Olga Peretyatko im Interview: Von Karate, Lampenfieber und Eröffnungen

Olga Peretyatko im Gesprächn rund um den Opernball.
Olga Peretyatko im Gesprächn rund um den Opernball. - © APA
Eine Sopranistin, die sogar Karate beherrscht: Olga Peretyatko ist gerne für eine Überraschung gut – und zählt zu den aufstrebenden Sopranistinnen der Gegenwart. Am Donnerstag wird die charismatische Russin bei der Eröffnung des Opernballs singen.

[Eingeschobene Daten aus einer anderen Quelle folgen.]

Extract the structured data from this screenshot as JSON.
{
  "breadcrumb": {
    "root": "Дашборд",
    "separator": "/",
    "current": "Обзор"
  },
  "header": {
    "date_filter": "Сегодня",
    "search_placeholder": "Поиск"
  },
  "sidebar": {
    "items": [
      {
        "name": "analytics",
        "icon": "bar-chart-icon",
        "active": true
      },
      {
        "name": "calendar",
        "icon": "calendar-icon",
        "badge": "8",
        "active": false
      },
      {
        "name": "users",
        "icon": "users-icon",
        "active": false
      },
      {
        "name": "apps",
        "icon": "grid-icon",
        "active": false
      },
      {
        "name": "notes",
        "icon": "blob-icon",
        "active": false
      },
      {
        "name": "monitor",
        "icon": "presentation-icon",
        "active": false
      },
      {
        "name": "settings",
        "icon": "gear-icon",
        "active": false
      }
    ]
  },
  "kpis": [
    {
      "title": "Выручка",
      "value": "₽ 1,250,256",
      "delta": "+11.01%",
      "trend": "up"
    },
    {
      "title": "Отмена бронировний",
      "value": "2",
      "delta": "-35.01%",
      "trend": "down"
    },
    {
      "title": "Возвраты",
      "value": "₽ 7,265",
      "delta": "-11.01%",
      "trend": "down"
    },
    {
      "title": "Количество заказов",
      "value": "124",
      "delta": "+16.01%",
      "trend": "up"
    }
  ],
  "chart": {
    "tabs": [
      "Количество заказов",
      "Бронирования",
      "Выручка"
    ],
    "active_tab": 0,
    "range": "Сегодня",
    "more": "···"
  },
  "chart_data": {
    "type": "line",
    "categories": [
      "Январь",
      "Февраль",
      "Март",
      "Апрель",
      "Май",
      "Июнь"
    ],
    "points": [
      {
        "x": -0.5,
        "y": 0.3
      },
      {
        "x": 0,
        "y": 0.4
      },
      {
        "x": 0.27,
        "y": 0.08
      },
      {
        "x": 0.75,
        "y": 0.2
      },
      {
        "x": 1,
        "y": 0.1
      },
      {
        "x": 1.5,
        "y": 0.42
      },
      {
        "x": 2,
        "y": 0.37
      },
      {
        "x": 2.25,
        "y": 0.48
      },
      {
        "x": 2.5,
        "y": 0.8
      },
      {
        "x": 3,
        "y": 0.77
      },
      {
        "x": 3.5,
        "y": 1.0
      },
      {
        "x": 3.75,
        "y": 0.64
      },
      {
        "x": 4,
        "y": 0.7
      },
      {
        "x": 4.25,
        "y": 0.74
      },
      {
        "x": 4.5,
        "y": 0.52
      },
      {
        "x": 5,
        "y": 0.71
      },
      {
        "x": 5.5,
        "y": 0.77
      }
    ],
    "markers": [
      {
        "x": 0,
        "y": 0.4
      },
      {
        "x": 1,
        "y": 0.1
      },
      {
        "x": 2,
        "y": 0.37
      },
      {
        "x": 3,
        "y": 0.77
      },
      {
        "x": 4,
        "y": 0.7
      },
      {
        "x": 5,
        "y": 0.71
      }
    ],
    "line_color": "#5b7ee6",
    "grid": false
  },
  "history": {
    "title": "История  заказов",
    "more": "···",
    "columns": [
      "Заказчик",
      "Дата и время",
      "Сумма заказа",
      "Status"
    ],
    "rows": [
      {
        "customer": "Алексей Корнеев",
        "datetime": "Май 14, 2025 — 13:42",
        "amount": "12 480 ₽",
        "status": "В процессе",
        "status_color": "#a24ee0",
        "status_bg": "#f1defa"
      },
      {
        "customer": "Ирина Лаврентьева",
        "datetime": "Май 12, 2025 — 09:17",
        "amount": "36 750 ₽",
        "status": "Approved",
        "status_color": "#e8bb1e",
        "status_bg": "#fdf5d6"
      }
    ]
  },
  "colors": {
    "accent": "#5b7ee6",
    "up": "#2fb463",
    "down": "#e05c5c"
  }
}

“Das ist natürlich sehr aufregend”, sagte sie. Auch wenn Peretyatko mittlerweile auf den großen Opernbühnen der Welt wie auch der Met in New York gesungen hat, ist sie vor Lampenfieber nicht gefeit. “Das kann man leider nicht steuern. Aber beim Karate habe ich gelernt, mich ganz auf eine Sache zu konzentrieren. Ich versuche einfach, keine negativen Gedanken aufkommen zu lassen. Mein Problem ist nämlich, dass ich zuviel denke”, meinte die Sängerin.

Immerhin sollte der Sängerin ihr Solostück “Chi il bel sogno di Doretta” aus “La Rondine” von Giacomo Puccini keine großen Probleme bereiten. “Ich habe es schon zwei Mal für CD-Aufnahmen eingesungen. Aber heute klingt es natürlich anders, weil die Stimme sich verändert”, sagte Peretyatko.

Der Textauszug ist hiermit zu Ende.